The Kodak EasyShare Z981 was made toward the end of Kodak’s production of digital cameras (the Kodak cameras you can buy today are made by a different company that licenses the trademark), and it is one of the worst and one of the best superzooms Father Pitt has ever used. It’s poorly made, slow, and buggy, but old Pa Pitt keeps picking it up anyway.
Kodak tried to appeal to the enthusiast market with its high-end Z series, but compromises made this camera less appealing to photographers, while complexity made it less appealing to casual picture-takers.
The construction is appallingly cheap, and bits of plastic are likely to break—the battery-door hinge is broken on this one, for example, though to be fair battery doors are the most common physical point of failure in cameras that take AA batteries. A rubber band keeps the camera working.

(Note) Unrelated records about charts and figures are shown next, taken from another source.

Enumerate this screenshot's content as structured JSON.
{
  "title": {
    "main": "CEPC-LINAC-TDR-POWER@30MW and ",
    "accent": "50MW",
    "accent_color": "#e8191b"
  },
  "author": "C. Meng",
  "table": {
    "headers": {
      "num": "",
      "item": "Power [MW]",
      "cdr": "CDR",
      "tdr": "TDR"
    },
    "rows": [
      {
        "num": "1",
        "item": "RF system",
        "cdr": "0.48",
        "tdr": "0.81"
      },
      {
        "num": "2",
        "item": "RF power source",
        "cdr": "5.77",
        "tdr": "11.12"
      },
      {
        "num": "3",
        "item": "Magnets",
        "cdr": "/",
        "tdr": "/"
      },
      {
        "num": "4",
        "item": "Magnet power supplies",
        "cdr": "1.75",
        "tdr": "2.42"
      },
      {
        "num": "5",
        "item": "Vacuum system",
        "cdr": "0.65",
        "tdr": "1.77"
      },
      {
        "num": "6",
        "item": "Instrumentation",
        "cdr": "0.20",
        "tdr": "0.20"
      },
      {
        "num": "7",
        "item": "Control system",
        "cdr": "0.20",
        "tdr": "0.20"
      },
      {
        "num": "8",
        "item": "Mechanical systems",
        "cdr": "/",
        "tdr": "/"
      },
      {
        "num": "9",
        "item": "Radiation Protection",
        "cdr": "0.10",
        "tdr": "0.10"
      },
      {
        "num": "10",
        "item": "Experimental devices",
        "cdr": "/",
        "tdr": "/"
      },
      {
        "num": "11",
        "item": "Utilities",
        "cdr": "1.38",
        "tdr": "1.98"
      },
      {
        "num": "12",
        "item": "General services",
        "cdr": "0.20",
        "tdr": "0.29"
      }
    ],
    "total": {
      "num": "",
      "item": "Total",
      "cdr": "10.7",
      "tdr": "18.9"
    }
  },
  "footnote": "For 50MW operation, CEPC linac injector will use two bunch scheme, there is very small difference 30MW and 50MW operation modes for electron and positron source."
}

If you save raw files, the camera is so slow that one reviewer suggested you put the kettle on between shots. (But, on the other hand, it does save raw files, so it earns points for that.)
At speeds of ISO 400 or above, the noise in raw files is pretty bad, and the in-camera JPEGs are smeary with noise reduction.

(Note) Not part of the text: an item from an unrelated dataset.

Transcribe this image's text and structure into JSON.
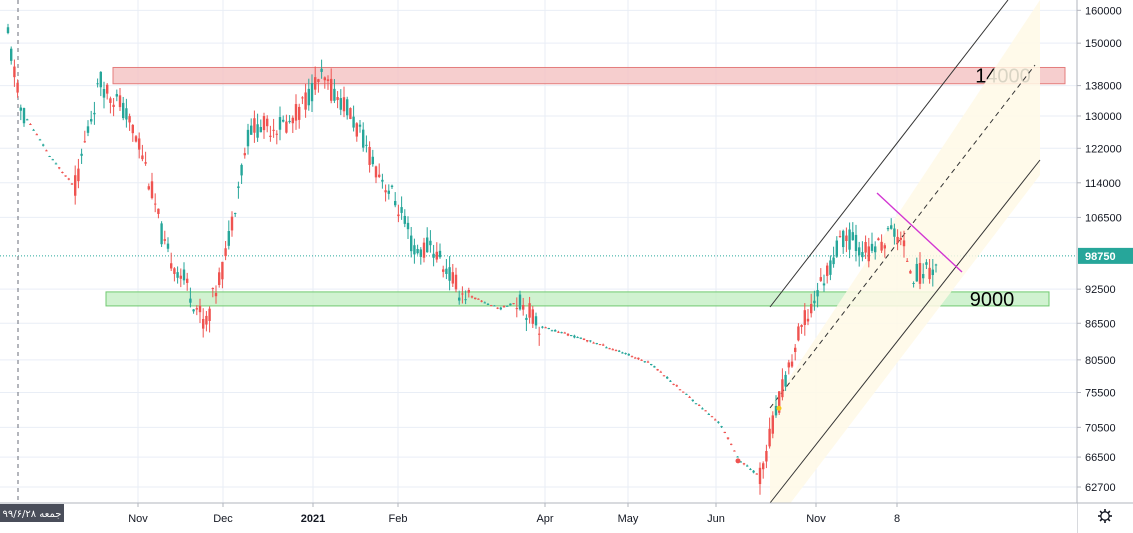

As with every Kodak Z-series camera Father Pitt has used, autofocus is fiddly, and in some modes simply doesn’t work at the long end of the zoom.
But at ISO 64, this camera produces gorgeous pictures. The Schneider lens deserves a much better camera behind it. There is very little distortion for such a long lens, although the wide-end barrel distortion is noticeable because the camera does no correction—it has to be corrected in software later. The camera itself allows a high degree of manual control over most things, and the electronic viewfinder is good enough to make manual focusing possible.

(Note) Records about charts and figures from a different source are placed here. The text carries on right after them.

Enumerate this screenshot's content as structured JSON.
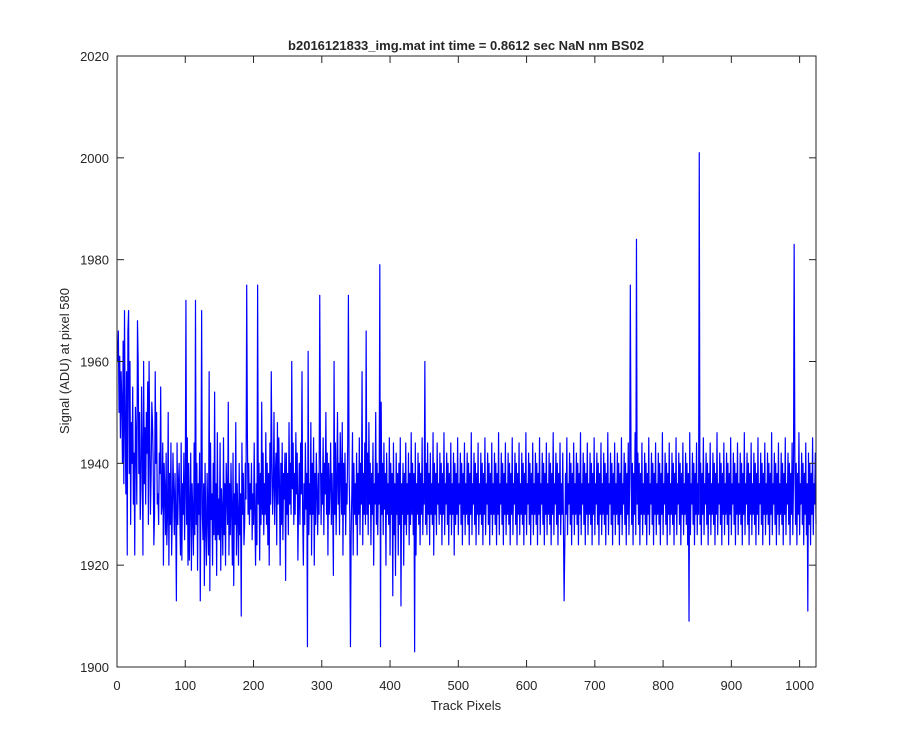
{
  "chart_data": {
    "type": "line",
    "title": "b2016121833_img.mat int time = 0.8612 sec  NaN nm BS02",
    "xlabel": "Track Pixels",
    "ylabel": "Signal (ADU) at pixel 580",
    "xlim": [
      0,
      1024
    ],
    "ylim": [
      1900,
      2020
    ],
    "xticks": [
      0,
      100,
      200,
      300,
      400,
      500,
      600,
      700,
      800,
      900,
      1000
    ],
    "yticks": [
      1900,
      1920,
      1940,
      1960,
      1980,
      2000,
      2020
    ],
    "grid": false,
    "series": [
      {
        "color": "#0000ff",
        "x_start": 1,
        "x_step": 1,
        "values": [
          1960,
          1966,
          1950,
          1961,
          1945,
          1958,
          1952,
          1940,
          1964,
          1936,
          1970,
          1948,
          1934,
          1958,
          1922,
          1966,
          1945,
          1938,
          1960,
          1928,
          1948,
          1940,
          1955,
          1932,
          1942,
          1922,
          1951,
          1945,
          1932,
          1968,
          1960,
          1938,
          1950,
          1929,
          1935,
          1955,
          1942,
          1922,
          1960,
          1936,
          1947,
          1932,
          1950,
          1942,
          1956,
          1928,
          1960,
          1944,
          1930,
          1938,
          1952,
          1948,
          1940,
          1924,
          1930,
          1958,
          1940,
          1950,
          1932,
          1934,
          1928,
          1942,
          1938,
          1955,
          1930,
          1932,
          1944,
          1920,
          1940,
          1935,
          1926,
          1942,
          1924,
          1930,
          1950,
          1920,
          1938,
          1928,
          1944,
          1922,
          1930,
          1942,
          1934,
          1926,
          1938,
          1930,
          1913,
          1944,
          1928,
          1936,
          1940,
          1930,
          1922,
          1944,
          1921,
          1936,
          1930,
          1942,
          1925,
          1934,
          1972,
          1928,
          1945,
          1920,
          1940,
          1921,
          1932,
          1942,
          1919,
          1936,
          1930,
          1922,
          1944,
          1926,
          1932,
          1928,
          1940,
          1919,
          1936,
          1930,
          1942,
          1913,
          1934,
          1970,
          1930,
          1925,
          1936,
          1916,
          1940,
          1928,
          1920,
          1938,
          1930,
          1922,
          1958,
          1915,
          1944,
          1929,
          1934,
          1920,
          1940,
          1926,
          1954,
          1925,
          1936,
          1918,
          1946,
          1926,
          1933,
          1925,
          1944,
          1919,
          1935,
          1930,
          1922,
          1945,
          1926,
          1936,
          1920,
          1940,
          1934,
          1928,
          1952,
          1922,
          1936,
          1926,
          1940,
          1930,
          1920,
          1942,
          1916,
          1934,
          1928,
          1948,
          1922,
          1936,
          1930,
          1920,
          1940,
          1926,
          1934,
          1910,
          1944,
          1930,
          1938,
          1924,
          1928,
          1940,
          1933,
          1975,
          1946,
          1930,
          1940,
          1928,
          1936,
          1931,
          1940,
          1925,
          1934,
          1928,
          1944,
          1930,
          1920,
          1936,
          1924,
          1945,
          1932,
          1940,
          1921,
          1938,
          1928,
          1952,
          1930,
          1942,
          1926,
          1936,
          1930,
          1946,
          1928,
          1940,
          1924,
          1938,
          1920,
          1944,
          1932,
          1958,
          1940,
          1930,
          1936,
          1950,
          1928,
          1938,
          1942,
          1924,
          1948,
          1932,
          1945,
          1936,
          1920,
          1940,
          1928,
          1944,
          1925,
          1938,
          1933,
          1942,
          1917,
          1942,
          1930,
          1938,
          1926,
          1948,
          1932,
          1940,
          1930,
          1960,
          1935,
          1944,
          1928,
          1938,
          1930,
          1946,
          1934,
          1942,
          1921,
          1932,
          1940,
          1928,
          1944,
          1934,
          1958,
          1930,
          1920,
          1936,
          1928,
          1944,
          1931,
          1938,
          1904,
          1962,
          1926,
          1936,
          1930,
          1948,
          1922,
          1940,
          1930,
          1945,
          1920,
          1938,
          1928,
          1942,
          1934,
          1926,
          1938,
          1930,
          1973,
          1942,
          1928,
          1938,
          1932,
          1945,
          1926,
          1940,
          1934,
          1950,
          1930,
          1942,
          1922,
          1940,
          1930,
          1936,
          1944,
          1928,
          1938,
          1931,
          1918,
          1960,
          1930,
          1944,
          1926,
          1936,
          1950,
          1932,
          1940,
          1926,
          1946,
          1938,
          1930,
          1948,
          1922,
          1940,
          1930,
          1942,
          1926,
          1936,
          1932,
          1944,
          1973,
          1938,
          1930,
          1942,
          1926,
          1934,
          1946,
          1922,
          1940,
          1930,
          1936,
          1928,
          1942,
          1922,
          1938,
          1930,
          1945,
          1926,
          1940,
          1932,
          1958,
          1924,
          1938,
          1930,
          1944,
          1928,
          1966,
          1930,
          1942,
          1926,
          1948,
          1932,
          1940,
          1924,
          1938,
          1930,
          1944,
          1920,
          1936,
          1932,
          1950,
          1928,
          1940,
          1926,
          1938,
          1932,
          1946,
          1904,
          1952,
          1930,
          1940,
          1926,
          1944,
          1931,
          1938,
          1920,
          1942,
          1930,
          1936,
          1928,
          1945,
          1922,
          1940,
          1930,
          1938,
          1914,
          1944,
          1926,
          1936,
          1918,
          1942,
          1930,
          1938,
          1922,
          1940,
          1928,
          1945,
          1912,
          1936,
          1930,
          1940,
          1920,
          1938,
          1928,
          1944,
          1926,
          1936,
          1930,
          1942,
          1924,
          1938,
          1928,
          1946,
          1930,
          1940,
          1926,
          1938,
          1932,
          1944,
          1922,
          1936,
          1930,
          1942,
          1928,
          1940,
          1924,
          1938,
          1930,
          1945,
          1926,
          1936,
          1932,
          1960,
          1928,
          1940,
          1926,
          1944,
          1930,
          1938,
          1924,
          1942,
          1930,
          1936,
          1928,
          1946,
          1922,
          1940,
          1930,
          1938,
          1926,
          1944,
          1932,
          1936,
          1928,
          1942,
          1930,
          1940,
          1924,
          1938,
          1930,
          1946,
          1926,
          1936,
          1932,
          1942,
          1928,
          1940,
          1924,
          1938,
          1930,
          1944,
          1926,
          1936,
          1930,
          1942,
          1922,
          1940,
          1928,
          1938,
          1930,
          1945,
          1926,
          1936,
          1932,
          1942,
          1928,
          1940,
          1924,
          1938,
          1930,
          1944,
          1926,
          1936,
          1930,
          1942,
          1928,
          1940,
          1924,
          1938,
          1930,
          1946,
          1926,
          1936,
          1932,
          1942,
          1928,
          1940,
          1924,
          1938,
          1930,
          1944,
          1926,
          1936,
          1930,
          1942,
          1928,
          1940,
          1924,
          1938,
          1930,
          1945,
          1926,
          1936,
          1932,
          1942,
          1928,
          1940,
          1924,
          1938,
          1930,
          1944,
          1926,
          1936,
          1930,
          1942,
          1928,
          1940,
          1924,
          1938,
          1930,
          1946,
          1926,
          1936,
          1932,
          1942,
          1928,
          1940,
          1924,
          1938,
          1930,
          1944,
          1926,
          1936,
          1930,
          1942,
          1928,
          1940,
          1924,
          1938,
          1930,
          1945,
          1926,
          1936,
          1932,
          1942,
          1928,
          1940,
          1924,
          1938,
          1930,
          1944,
          1926,
          1936,
          1930,
          1942,
          1928,
          1940,
          1924,
          1938,
          1930,
          1946,
          1926,
          1936,
          1932,
          1942,
          1928,
          1940,
          1924,
          1938,
          1930,
          1944,
          1926,
          1936,
          1930,
          1942,
          1928,
          1940,
          1924,
          1938,
          1930,
          1945,
          1926,
          1936,
          1932,
          1942,
          1928,
          1940,
          1924,
          1938,
          1930,
          1944,
          1926,
          1936,
          1930,
          1942,
          1928,
          1940,
          1924,
          1938,
          1930,
          1946,
          1926,
          1936,
          1932,
          1942,
          1928,
          1940,
          1924,
          1938,
          1930,
          1944,
          1926,
          1936,
          1930,
          1942,
          1928,
          1940,
          1924,
          1938,
          1930,
          1945,
          1926,
          1936,
          1932,
          1942,
          1928,
          1940,
          1924,
          1938,
          1930,
          1944,
          1926,
          1936,
          1930,
          1942,
          1928,
          1940,
          1924,
          1938,
          1930,
          1946,
          1926,
          1936,
          1932,
          1942,
          1928,
          1940,
          1924,
          1938,
          1930,
          1944,
          1926,
          1936,
          1930,
          1942,
          1928,
          1940,
          1924,
          1938,
          1930,
          1945,
          1926,
          1936,
          1932,
          1942,
          1928,
          1940,
          1924,
          1938,
          1930,
          1944,
          1926,
          1936,
          1930,
          1942,
          1928,
          1940,
          1924,
          1938,
          1930,
          1946,
          1926,
          1936,
          1932,
          1942,
          1928,
          1940,
          1924,
          1938,
          1930,
          1944,
          1926,
          1936,
          1930,
          1942,
          1928,
          1940,
          1924,
          1938,
          1930,
          1945,
          1926,
          1936,
          1932,
          1942,
          1928,
          1940,
          1924,
          1938,
          1930,
          1944,
          1926,
          1936,
          1930,
          1942,
          1928,
          1940,
          1924,
          1938,
          1930,
          1946,
          1926,
          1936,
          1932,
          1942,
          1928,
          1940,
          1924,
          1938,
          1930,
          1944,
          1926,
          1936,
          1930,
          1942,
          1928,
          1940,
          1924,
          1938,
          1930,
          1945,
          1926,
          1936,
          1932,
          1942,
          1928,
          1940,
          1924,
          1938,
          1930,
          1944,
          1926,
          1936,
          1930,
          1942,
          1928,
          1940,
          1924,
          1938,
          1930,
          1946,
          1926,
          1936,
          1932,
          1942,
          1928,
          1940,
          1924,
          1938,
          1930,
          1944,
          1926,
          1936,
          1930,
          1942,
          1928,
          1940,
          1924,
          1938,
          1930,
          1945,
          1926,
          1936,
          1932,
          1942,
          1928,
          1940,
          1924,
          1938,
          1930,
          1944,
          1926,
          1936,
          1930,
          1942,
          1928,
          1940,
          1924,
          1938,
          1930,
          1946,
          1926,
          1936,
          1932,
          1942,
          1928,
          1940,
          1924,
          1938,
          1930,
          1944,
          1926,
          1936,
          1930,
          1942,
          1928,
          1940,
          1924,
          1938,
          1930,
          1945,
          1926,
          1936,
          1932,
          1942,
          1928,
          1940,
          1924,
          1938,
          1930,
          1944,
          1926,
          1936,
          1930,
          1942,
          1928,
          1940,
          1924,
          1938,
          1930,
          1946,
          1926,
          1936,
          1932,
          1942,
          1928,
          1940,
          1924,
          1938,
          1930,
          1944,
          1926,
          1936,
          1930,
          1942,
          1928,
          1940,
          1924,
          1938,
          1930,
          1945,
          1926,
          1936,
          1932,
          1942,
          1928,
          1940,
          1924,
          1938,
          1930,
          1944,
          1926,
          1936,
          1930,
          1942,
          1928,
          1940,
          1924,
          1938,
          1930,
          1946,
          1926,
          1936,
          1932,
          1942,
          1928,
          1940,
          1924,
          1938,
          1930,
          1944,
          1926,
          1936,
          1930,
          1942,
          1928,
          1940,
          1924,
          1938,
          1930,
          1945,
          1926,
          1936,
          1932,
          1942,
          1928,
          1940,
          1924,
          1938,
          1930,
          1944,
          1926,
          1936,
          1930,
          1942,
          1928,
          1940,
          1924,
          1938,
          1930,
          1946,
          1926,
          1936,
          1932,
          1942,
          1928,
          1940,
          1924,
          1938,
          1930,
          1944,
          1926,
          1936,
          1930,
          1942,
          1928,
          1940,
          1924,
          1938,
          1930,
          1945,
          1926,
          1936,
          1932,
          1942,
          1928,
          1940,
          1924,
          1938,
          1930,
          1944,
          1926,
          1936,
          1930,
          1942,
          1928,
          1940,
          1924,
          1938,
          1930,
          1946,
          1926,
          1936,
          1932,
          1942,
          1928,
          1940,
          1924,
          1938,
          1930,
          1944,
          1926,
          1936,
          1930,
          1942,
          1928,
          1940,
          1924,
          1938,
          1930,
          1945,
          1926,
          1936,
          1932,
          1942,
          1928,
          1940,
          1924,
          1938,
          1930,
          1944,
          1926,
          1936,
          1930,
          1942,
          1928,
          1940,
          1924,
          1938,
          1930,
          1946,
          1926,
          1936,
          1932,
          1942,
          1928,
          1940,
          1924,
          1938,
          1930,
          1944,
          1926,
          1936,
          1930,
          1942,
          1928,
          1940
        ]
      }
    ],
    "annotated_points": [
      {
        "x": 17,
        "y": 1970
      },
      {
        "x": 115,
        "y": 1972
      },
      {
        "x": 206,
        "y": 1975
      },
      {
        "x": 342,
        "y": 1904
      },
      {
        "x": 385,
        "y": 1979
      },
      {
        "x": 436,
        "y": 1903
      },
      {
        "x": 655,
        "y": 1913
      },
      {
        "x": 752,
        "y": 1975
      },
      {
        "x": 761,
        "y": 1984
      },
      {
        "x": 838,
        "y": 1909
      },
      {
        "x": 853,
        "y": 2001
      },
      {
        "x": 992,
        "y": 1983
      },
      {
        "x": 1012,
        "y": 1911
      }
    ]
  }
}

The pictures are the main reason old Pa Pitt keeps picking up this camera again. Under the right conditions, the pictures are clear and sharp. Father Pitt always saves the pictures in raw format, in spite of the wait between shots. Even at the base ISO of 64 they can use a little noise reduction, but they respond well to it.
The camera has plenty of quirks. Autofocus is, as we said, fiddly. Set on “Multi-Zone,” it often fails to focus at all at the far end of the zoom range. We have much better luck with it set to “Center-Zone.”
The auto ISO selection is not smart enough to account for the zoom lens, and the image stabilization is not impressive. Even in bright light, it’s a good idea to set the ISO to 200 or 400 for long-telephoto pictures. At 400 ISO, the noise will look dire in raw pictures, but it can be tamed in editing later. Father Pitt leaves the camera set to ISO 64 for most pictures and raises the ISO as needed.
The controls are not bad. A wheel on top of the camera changes the most frequently used settings. Menus are simple and fairly comprehensive. Dedicated buttons for flash mode, macro mode, and self-timer are on the top. The big useless “Share” button on the back can be ignored, since all the Kodak software it interacted with is long extinct. A switch on top activates the second shutter button, supposedly for portrait-format pictures; this is a useless extravagance on a camera otherwise made as cheaply as possible, and for some reason the switch deactivates the main shutter button, so you can use only one or the other. Fortunately the software is clever enough to tell you what’s wrong if you try to use the shutter button when it’s deactivated, but it could have been even cleverer and just realized that you probably want to take a picture.
The macro capability should be singled out for praise. The camera will focus at one centimeter, which is not uncommon in superzoom cameras but still very good. This camera, however, focuses at one centimeter with the zoom lens at the full-frame equivalent of 60 millimeters; most other superzooms that focus at one centimeter will do it only at the widest zoom setting. In effect, the Kodak focuses more than twice as close as most of the rest.
The worst thing about the camera is the build quality. It feels cheap, because it is cheap. In addition to the broken battery door, the little plastic loop that attaches the lens cap to its leash is broken. That is probably an improvement, since dangling lens caps are always in the way.
Old Pa Pitt will probably keep using this camera until it dies. It has produced enough good pictures that he feels as though he knows how to get what he wants out of it. But after it dies, he probably will not replace it. There is one big advantage to a camera one feels that way about: it can go anywhere, and one never worries about dropping it or losing it. For that reason alone, this camera gets a lot of use.